To execute an instruction:

```python
response = robot_agent.act(instruction, observation)[0]
```

You can also pass an arbituary number of text and image to the agent:

```python
response = robot_agent.act([instruction1, image1, instruction2, image2])[0]
```

### Hardware Interface

Mapping robot actions from any model to any embodiment is very easy.

In our example script, we use a mock hardware interface. We also have an XArm interface as an example at [src/mbodied/hardware/xarm_interface.py)](src/mbodied/hardware/xarm_interface.py).

Upcoming: a remote hardware interface with a communication protocol. This will be very convenient for controlling robots that have a computer attached, e.g., LoCoBot.

### Dataset Recording

To record your conversation and the robot's actions to a dataset as you interact with/teach the robot.

Here's an example of recording observation, instruction, and the output HandControl (x, y, z, r, p, y, grasp).

```python
observation_space = spaces.Dict({
    'image': Image(size=(224, 224)).space(),
    'instruction': spaces.Text(1000)
})
action_space = HandControl().space()
recorder = Recorder('example_recorder', out_dir='saved_datasets', observation_space=observation_space, action_space=action_space)

# Every time robot makes a conversation or performs an action:
recorder.record(observation={'image': image, 'instruction': instruction,}, action=hand_control)
```

The dataset is saved to `./saved_datasets`. Please fill out this [form](https://forms.gle/rv5rovK93dLucma37) if you are interested in getting the dataset processed, augmented, or use it for training etc.

## Contributing

We believe in the power of collaboration and open-source development.
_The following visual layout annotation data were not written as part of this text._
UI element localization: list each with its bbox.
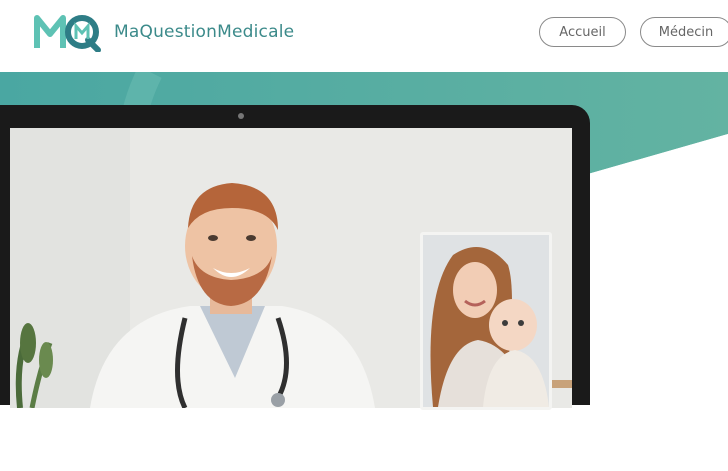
patient-video-thumbnail — [420, 232, 552, 410]
site-header: MaQuestionMedicale Accueil Médecin — [0, 0, 728, 72]
brand-logo[interactable]: MaQuestionMedicale — [34, 12, 294, 52]
mq-logo-icon — [34, 15, 101, 52]
mother-baby-illustration — [423, 235, 549, 407]
nav-medecin-button[interactable]: Médecin — [640, 17, 728, 47]
nav-accueil-button[interactable]: Accueil — [539, 17, 626, 47]
brand-name: MaQuestionMedicale — [114, 22, 295, 42]
webcam-icon — [238, 113, 244, 119]
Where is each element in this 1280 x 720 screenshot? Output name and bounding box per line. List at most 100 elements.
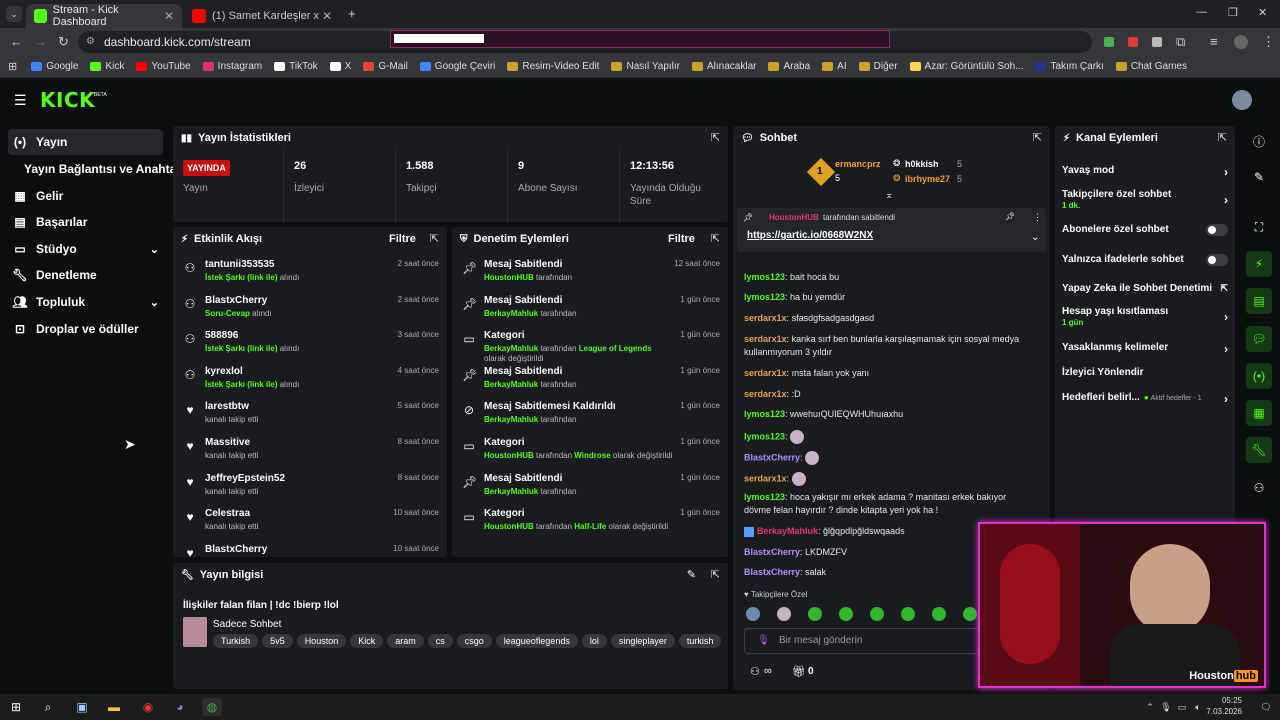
emote-icon[interactable] — [777, 606, 791, 621]
chat-username[interactable]: lymos123 — [744, 409, 785, 419]
sidebar-item-basarilar[interactable]: ▤ Başarılar — [8, 209, 163, 235]
menu-dots-icon[interactable]: ⋮ — [1033, 212, 1042, 223]
stream-tag[interactable]: turkish — [678, 634, 722, 648]
activity-row[interactable]: ♥ BlastxCherry 10 saat önce — [173, 542, 447, 557]
new-tab-icon[interactable]: + — [348, 6, 356, 21]
user-avatar[interactable] — [1232, 90, 1252, 110]
channel-action-row[interactable]: Hedefleri belirl... ● Aktif hedefler - 1 › — [1062, 392, 1228, 406]
channel-action-row[interactable]: İzleyici Yönlendir — [1062, 367, 1228, 378]
bookmark-item[interactable]: Azar: Görüntülü Soh... — [909, 61, 1023, 72]
bookmark-item[interactable]: Chat Games — [1115, 61, 1187, 72]
bookmark-item[interactable]: Araba — [768, 61, 810, 72]
activity-row[interactable]: ♥ Massitive kanalı takip etti 8 saat önce — [173, 435, 447, 471]
kick-logo[interactable]: KICK — [40, 88, 95, 112]
moderation-row[interactable]: 📌︎ Mesaj Sabitlendi BerkayMahluk tarafında… — [452, 364, 728, 400]
bookmark-item[interactable]: TikTok — [274, 61, 318, 72]
channel-action-row[interactable]: Hesap yaşı kısıtlaması 1 gün › — [1062, 306, 1228, 327]
sidebar-item-stream-key[interactable]: Yayın Bağlantısı ve Anahtarı — [8, 156, 184, 182]
chat-username[interactable]: serdarx1x — [744, 368, 787, 378]
menu-dots-icon[interactable]: ⋮ — [1262, 34, 1275, 50]
bookmark-item[interactable]: Diğer — [858, 61, 898, 72]
site-info-icon[interactable]: ⚙ — [86, 31, 95, 53]
activity-row[interactable]: ⚇ kyrexlol İstek Şarkı (link ile) alındı 4 … — [173, 364, 447, 400]
stream-tag[interactable]: lol — [581, 634, 607, 648]
stream-tag[interactable]: Houston — [296, 634, 347, 648]
channel-points-icon[interactable]: ⚇ — [750, 665, 760, 678]
moderation-row[interactable]: 📌︎ Mesaj Sabitlendi HoustonHUB tarafından 1… — [452, 257, 728, 293]
menu-hamburger-icon[interactable]: ☰ — [14, 92, 27, 109]
activity-row[interactable]: ⚇ 588896 İstek Şarkı (link ile) alındı 3 sa… — [173, 328, 447, 364]
stream-tag[interactable]: Kick — [350, 634, 384, 648]
popout-icon[interactable]: ⇱ — [711, 232, 720, 245]
sidebar-item-droplar[interactable]: ⊡ Droplar ve ödüller — [8, 316, 163, 342]
bookmark-item[interactable]: Nasıl Yapılır — [611, 61, 680, 72]
extension-shield-icon[interactable] — [1104, 37, 1114, 47]
toggle-switch[interactable] — [1206, 254, 1228, 266]
back-icon[interactable]: ← — [10, 34, 23, 49]
bookmark-item[interactable]: YouTube — [136, 61, 191, 72]
channel-action-row[interactable]: Yasaklanmış kelimeler › — [1062, 342, 1228, 356]
chat-username[interactable]: BerkayMahluk — [757, 526, 818, 536]
taskview-icon[interactable]: ▣ — [72, 698, 92, 716]
profile-avatar[interactable] — [1234, 35, 1248, 49]
extension-red-icon[interactable] — [1128, 37, 1138, 47]
extension-gray-icon[interactable] — [1152, 37, 1162, 47]
popout-icon[interactable]: ⇱ — [430, 232, 439, 245]
bookmark-item[interactable]: Resim-Video Edit — [507, 61, 599, 72]
channel-action-row[interactable]: Abonelere özel sohbet — [1062, 224, 1228, 236]
popout-icon[interactable]: ⇱ — [711, 568, 720, 581]
chat-username[interactable]: serdarx1x — [744, 313, 787, 323]
bookmark-item[interactable]: Google Çeviri — [419, 61, 495, 72]
channel-action-row[interactable]: Yalnızca ifadelerle sohbet — [1062, 254, 1228, 266]
edit-icon[interactable]: ✎ — [1246, 164, 1272, 190]
bookmark-item[interactable]: Kick — [90, 61, 124, 72]
pinned-link[interactable]: https://gartic.io/0668W2NX — [747, 230, 873, 241]
broadcast-action-icon[interactable]: (•) — [1246, 363, 1272, 389]
sidebar-item-denetleme[interactable]: 🔧︎ Denetleme — [8, 262, 163, 288]
emote-icon[interactable] — [963, 606, 977, 621]
category-name[interactable]: Sadece Sohbet — [213, 619, 281, 630]
chat-username[interactable]: BlastxCherry — [744, 452, 800, 462]
close-icon[interactable]: ✕ — [322, 9, 332, 23]
tab-youtube[interactable]: (1) Samet Kardeşler x Sıla Şahin ✕ — [184, 4, 340, 28]
tab-search-icon[interactable]: ⌄ — [6, 6, 22, 22]
chat-username[interactable]: serdarx1x — [744, 389, 787, 399]
bookmark-item[interactable]: X — [329, 61, 351, 72]
search-icon[interactable]: ⌕ — [38, 698, 58, 716]
stream-tag[interactable]: leagueoflegends — [495, 634, 578, 648]
moderation-row[interactable]: 📌︎ Mesaj Sabitlendi BerkayMahluk tarafında… — [452, 293, 728, 329]
window-close-icon[interactable]: ✕ — [1258, 6, 1267, 19]
stream-tag[interactable]: Turkish — [213, 634, 259, 648]
filter-button[interactable]: Filtre — [668, 233, 695, 245]
close-icon[interactable]: ✕ — [164, 9, 174, 23]
moderation-row[interactable]: 📌︎ Mesaj Sabitlendi BerkayMahluk tarafında… — [452, 471, 728, 507]
microphone-icon[interactable]: 🎙︎ — [757, 635, 770, 646]
stream-tag[interactable]: aram — [387, 634, 424, 648]
moderation-row[interactable]: ⊘ Mesaj Sabitlemesi Kaldırıldı BerkayMahlu… — [452, 399, 728, 435]
emote-icon[interactable] — [901, 606, 915, 621]
sidebar-item-studyo[interactable]: ▭ Stüdyo ⌄ — [8, 236, 163, 262]
chat-username[interactable]: lymos123 — [744, 492, 785, 502]
forward-icon[interactable]: → — [34, 34, 47, 49]
fullscreen-icon[interactable]: ⛶ — [1246, 214, 1272, 240]
sidebar-item-yayin[interactable]: (•) Yayın — [8, 129, 163, 155]
chat-username[interactable]: lymos123 — [744, 272, 785, 282]
gift-icon[interactable]: 🎁︎ — [792, 665, 806, 678]
chat-username[interactable]: BlastxCherry — [744, 547, 800, 557]
popout-icon[interactable]: ⇱ — [711, 131, 720, 144]
emote-icon[interactable] — [932, 606, 946, 621]
unpin-icon[interactable]: 📌︎ — [1005, 212, 1015, 221]
stream-tag[interactable]: singleplayer — [610, 634, 675, 648]
bookmark-item[interactable]: Alınacaklar — [692, 61, 756, 72]
lightning-action-icon[interactable]: ⚡︎ — [1246, 251, 1272, 277]
bookmark-item[interactable]: Instagram — [202, 61, 262, 72]
edit-pencil-icon[interactable]: ✎ — [687, 568, 696, 581]
filter-button[interactable]: Filtre — [389, 233, 416, 245]
activity-row[interactable]: ⚇ tantunii353535 İstek Şarkı (link ile) al… — [173, 257, 447, 293]
windows-start-icon[interactable]: ⊞ — [6, 698, 26, 716]
bookmark-item[interactable]: Google — [31, 61, 78, 72]
minimize-icon[interactable]: — — [1196, 6, 1207, 18]
popout-icon[interactable]: ⇱ — [1218, 131, 1227, 144]
discord-icon[interactable]: ◕ — [170, 698, 190, 716]
emote-icon[interactable] — [746, 606, 760, 621]
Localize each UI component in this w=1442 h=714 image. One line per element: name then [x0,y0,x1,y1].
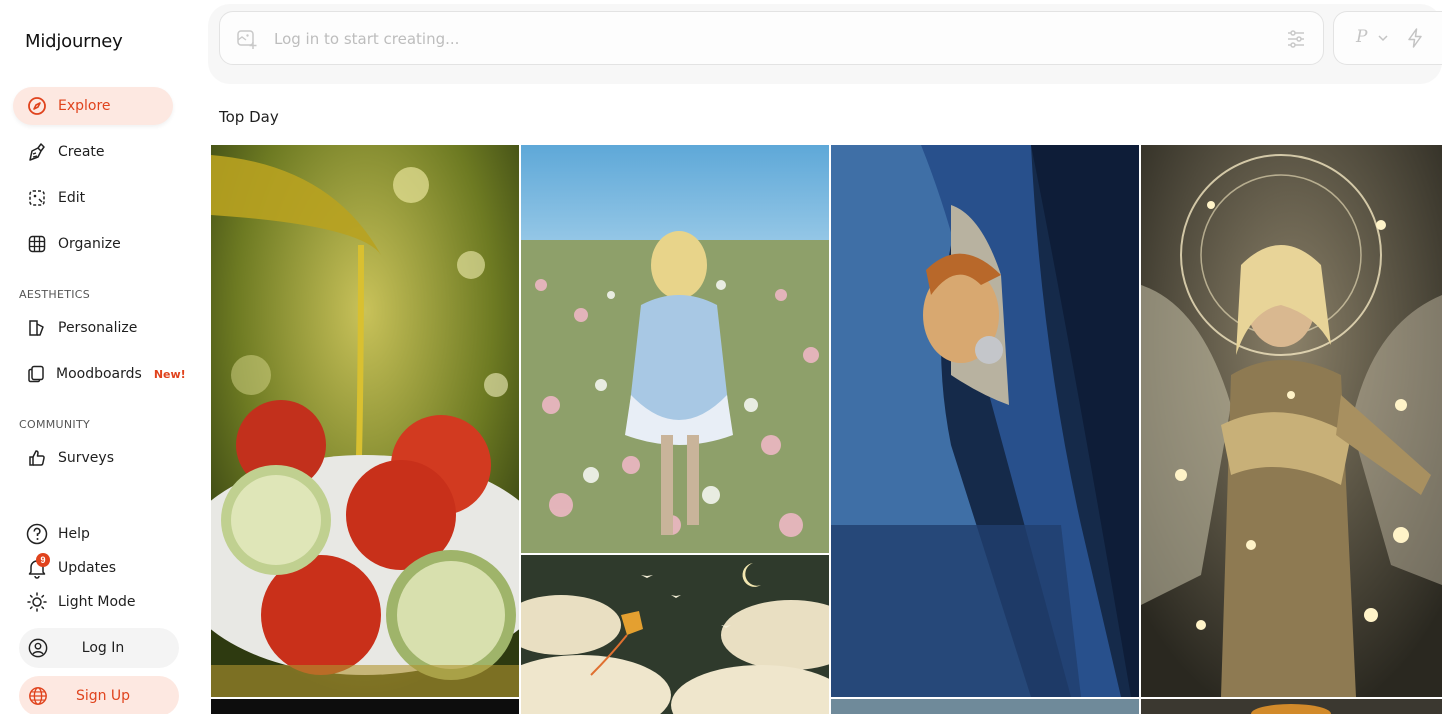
help-icon [26,523,48,545]
light-mode-label: Light Mode [58,594,136,610]
globe-icon [27,685,49,707]
nav-edit-label: Edit [58,190,86,206]
brush-icon [26,141,48,163]
moodboards-icon [26,363,46,385]
mode-letter: P [1356,27,1368,47]
gallery-heading: Top Day [219,108,279,126]
nav-create-label: Create [58,144,105,160]
nav-surveys[interactable]: Surveys [13,439,173,477]
gallery-image-salad[interactable] [211,145,519,697]
prompt-bar[interactable] [219,11,1324,65]
gallery-image-train-window[interactable] [831,145,1139,697]
nav-edit[interactable]: Edit [13,179,173,217]
nav-moodboards[interactable]: Moodboards New! [13,355,186,393]
nav-personalize[interactable]: Personalize [13,309,173,347]
gallery-image-kite-clouds[interactable] [521,555,829,714]
image-add-icon[interactable] [236,28,258,50]
nav-surveys-label: Surveys [58,450,114,466]
gallery-image-partial-1[interactable] [211,699,519,714]
nav-organize[interactable]: Organize [13,225,173,263]
help-label: Help [58,526,90,542]
sun-icon [26,591,48,613]
gallery-image-flower-field[interactable] [521,145,829,553]
app-root: Midjourney Explore Create Edit Organize [0,0,1442,714]
log-in-button[interactable]: Log In [19,628,179,668]
updates-label: Updates [58,560,116,576]
sliders-icon[interactable] [1285,28,1307,50]
help-link[interactable]: Help [26,521,90,547]
nav-moodboards-label: Moodboards [56,366,142,382]
grid-icon [26,233,48,255]
log-in-label: Log In [81,640,125,656]
edit-frame-icon [26,187,48,209]
nav-personalize-label: Personalize [58,320,138,336]
community-section-title: COMMUNITY [19,418,90,431]
personalize-icon [26,317,48,339]
mode-selector[interactable]: P [1333,11,1442,65]
gallery-image-golden-angel[interactable] [1141,145,1442,697]
light-mode-toggle[interactable]: Light Mode [26,589,136,615]
thumbs-up-icon [26,447,48,469]
updates-link[interactable]: 9 Updates [26,553,116,581]
gallery-image-partial-4[interactable] [1141,699,1442,714]
chevron-down-icon [1376,30,1390,44]
lightning-icon[interactable] [1404,27,1426,49]
prompt-input[interactable] [274,26,1254,52]
sidebar: Midjourney Explore Create Edit Organize [0,0,200,714]
new-badge: New! [153,367,186,381]
nav-explore[interactable]: Explore [13,87,173,125]
gallery-image-partial-3[interactable] [831,699,1139,714]
bell-icon: 9 [26,553,50,579]
sign-up-label: Sign Up [75,688,131,704]
aesthetics-section-title: AESTHETICS [19,288,91,301]
sign-up-button[interactable]: Sign Up [19,676,179,714]
updates-badge: 9 [36,553,50,567]
user-circle-icon [27,637,49,659]
nav-organize-label: Organize [58,236,121,252]
compass-icon [26,95,48,117]
brand-logo[interactable]: Midjourney [25,31,123,52]
nav-create[interactable]: Create [13,133,173,171]
nav-explore-label: Explore [58,98,111,114]
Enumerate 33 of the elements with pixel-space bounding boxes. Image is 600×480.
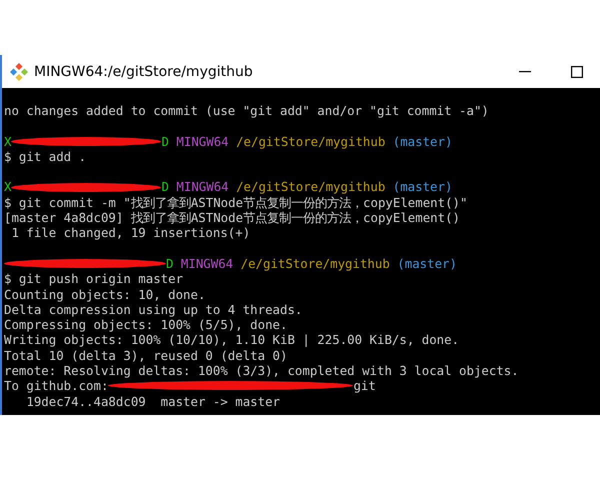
- terminal-text: no changes added to commit (use "git add" and/or "git commit -a"): [4, 103, 489, 118]
- terminal-text: (master): [396, 256, 457, 272]
- terminal-text: 19dec74..4a8dc09 master -> master: [25, 394, 280, 409]
- app-logo-icon: [10, 62, 28, 80]
- terminal-text: MINGW64: [180, 256, 234, 272]
- terminal-text: [master 4a8dc09] 找到了拿到ASTNode节点复制一份的方法，copyElement(): [4, 210, 460, 226]
- terminal-text: Compressing objects: 100% (5/5), done.: [4, 317, 288, 332]
- terminal-text: /e/gitStore/mygithub: [240, 256, 390, 272]
- terminal-text: D: [166, 256, 174, 272]
- maximize-icon: [571, 66, 583, 78]
- terminal-text: X: [4, 134, 12, 149]
- terminal-text: /e/gitStore/mygithub: [235, 179, 386, 195]
- terminal-text: 1 file changed, 19 insertions(+): [10, 225, 250, 241]
- terminal-text: MINGW64: [175, 134, 229, 149]
- terminal-text: Delta compression using up to 4 threads.: [4, 302, 302, 318]
- terminal-text: remote: Resolving deltas: 100% (3/3), completed with 3 local objects.: [4, 363, 519, 378]
- window-title: MINGW64:/e/gitStore/mygithub: [34, 64, 254, 80]
- terminal-text: To github.com:: [4, 378, 108, 394]
- terminal-text: X: [4, 179, 12, 195]
- terminal-text: Writing objects: 100% (10/10), 1.10 KiB | 225.00 KiB/s, done.: [4, 332, 460, 348]
- minimize-icon: [519, 70, 531, 72]
- terminal-text: D: [161, 134, 169, 149]
- terminal-text: /e/gitStore/mygithub: [235, 134, 386, 149]
- terminal-text: (master): [392, 134, 452, 149]
- terminal-text: Counting objects: 10, done.: [4, 286, 206, 302]
- terminal-text: D: [161, 179, 169, 195]
- terminal-text: Total 10 (delta 3), reused 0 (delta 0): [4, 348, 288, 364]
- terminal-text: $ git add .: [4, 148, 86, 164]
- terminal-text: git: [353, 378, 376, 394]
- terminal-text: $ git commit -m "找到了拿到ASTNode节点复制一份的方法，copyElement()": [4, 194, 468, 210]
- terminal-text: MINGW64: [175, 179, 229, 195]
- terminal-text: $ git push origin master: [4, 271, 184, 287]
- terminal-text: (master): [392, 179, 452, 195]
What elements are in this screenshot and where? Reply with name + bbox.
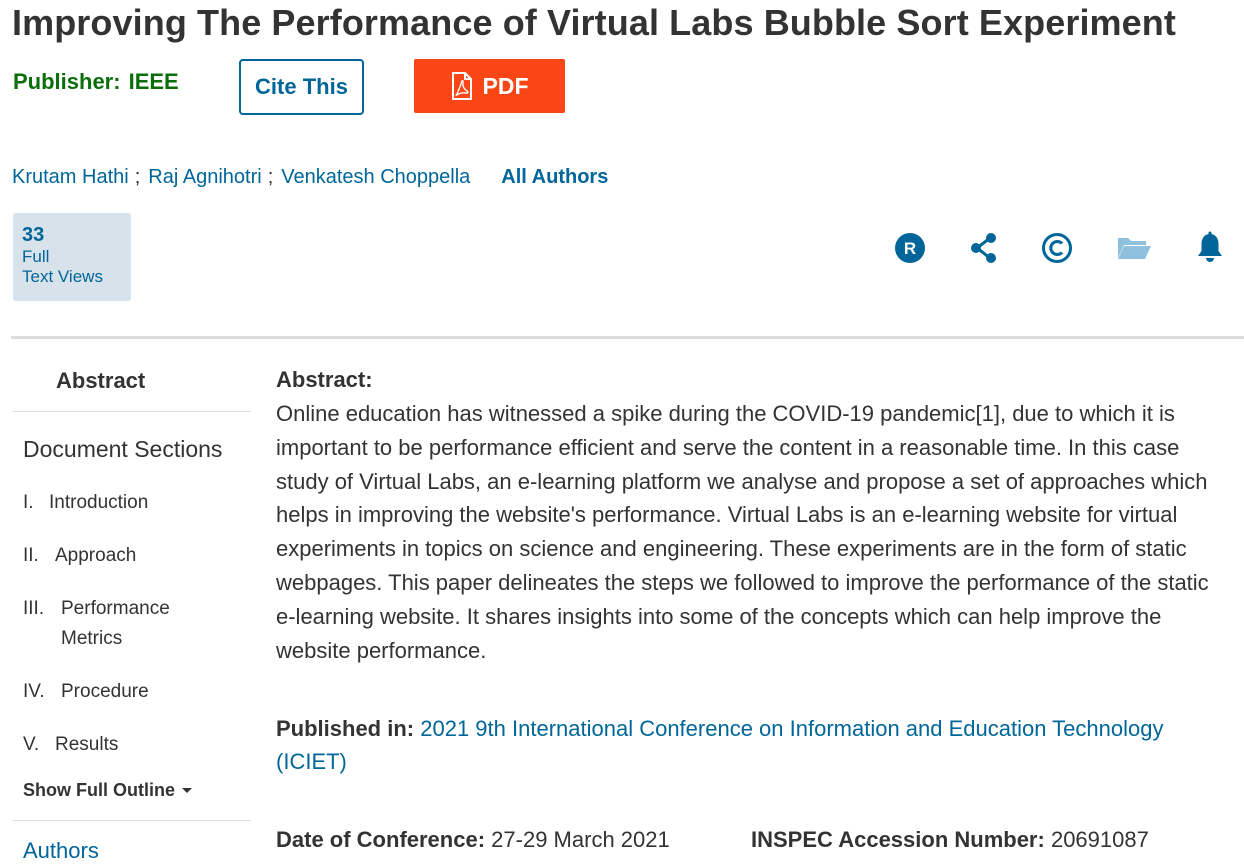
- sidebar-item-performance-metrics[interactable]: III. Performance Metrics: [23, 594, 191, 654]
- section-number: III.: [23, 598, 45, 619]
- author-link[interactable]: Venkatesh Choppella: [281, 166, 470, 189]
- published-in-label: Published in:: [276, 716, 415, 741]
- sidebar-item-abstract[interactable]: Abstract: [56, 368, 145, 394]
- cite-this-button[interactable]: Cite This: [239, 59, 364, 115]
- publisher-label: Publisher:: [13, 69, 121, 94]
- sidebar-divider: [12, 820, 251, 821]
- sidebar-item-results[interactable]: V. Results: [23, 730, 118, 760]
- page-title: Improving The Performance of Virtual Lab…: [12, 2, 1176, 43]
- sidebar-divider: [12, 411, 251, 412]
- abstract-section: Abstract: Online education has witnessed…: [276, 367, 1226, 852]
- bell-icon[interactable]: [1192, 230, 1228, 266]
- author-separator: ;: [134, 166, 141, 188]
- publisher-value: IEEE: [128, 69, 179, 94]
- sidebar-item-approach[interactable]: II. Approach: [23, 541, 136, 571]
- author-separator: ;: [267, 166, 274, 188]
- publisher: Publisher: IEEE: [13, 69, 179, 95]
- document-sections-heading: Document Sections: [23, 436, 223, 462]
- section-number: IV.: [23, 681, 45, 702]
- published-in: Published in: 2021 9th International Con…: [276, 712, 1216, 778]
- section-label: Introduction: [49, 492, 149, 513]
- date-of-conference-value: 27-29 March 2021: [491, 827, 670, 852]
- section-label: Results: [55, 734, 119, 755]
- date-of-conference: Date of Conference: 27-29 March 2021: [276, 827, 670, 853]
- caret-down-icon: [181, 787, 193, 795]
- section-label: Performance Metrics: [61, 598, 170, 649]
- show-full-outline-button[interactable]: Show Full Outline: [23, 780, 193, 801]
- abstract-text: Online education has witnessed a spike d…: [276, 401, 1209, 663]
- inspec-accession-label: INSPEC Accession Number:: [751, 827, 1045, 852]
- pdf-file-icon: [451, 72, 473, 100]
- inspec-accession-value: 20691087: [1050, 827, 1149, 852]
- section-number: V.: [23, 734, 40, 755]
- sidebar-item-authors[interactable]: Authors: [23, 838, 99, 864]
- pdf-button-label: PDF: [482, 72, 529, 99]
- rights-permissions-icon[interactable]: R: [892, 230, 928, 266]
- copyright-icon[interactable]: [1039, 230, 1075, 266]
- author-link[interactable]: Raj Agnihotri: [148, 166, 261, 189]
- section-label: Approach: [55, 545, 137, 566]
- share-icon[interactable]: [966, 230, 1002, 266]
- section-number: II.: [23, 545, 39, 566]
- header-divider: [11, 336, 1244, 339]
- section-number: I.: [23, 492, 34, 513]
- metric-label-line2: Text Views: [22, 267, 103, 286]
- show-full-outline-label: Show Full Outline: [23, 780, 175, 800]
- date-of-conference-label: Date of Conference:: [276, 827, 486, 852]
- sidebar-item-introduction[interactable]: I. Introduction: [23, 488, 148, 518]
- all-authors-link[interactable]: All Authors: [501, 166, 608, 189]
- inspec-accession: INSPEC Accession Number: 20691087: [751, 827, 1149, 853]
- author-list: Krutam Hathi ; Raj Agnihotri ; Venkatesh…: [12, 166, 608, 189]
- folder-icon[interactable]: [1116, 230, 1152, 266]
- sidebar-item-procedure[interactable]: IV. Procedure: [23, 677, 149, 707]
- abstract-heading: Abstract:: [276, 367, 373, 392]
- section-label: Procedure: [61, 681, 149, 702]
- pdf-button[interactable]: PDF: [414, 59, 565, 113]
- author-link[interactable]: Krutam Hathi: [12, 166, 129, 189]
- document-action-icons: R: [0, 230, 1244, 270]
- svg-text:R: R: [904, 239, 916, 258]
This platform is designed to be shared, extended, and improved by the community. See the [contributing guide](CONTRIBUTING.md) for more information.

Feel free to report any issues, ask questions, ask for features, or submit PRs.

## About Mbodi AI

Mbodi AI is an open-source robotics and AI platform designed to support end-to-end robotics applications involving artificial intelligence, data handling and augmentation, human-user interaction, and much more!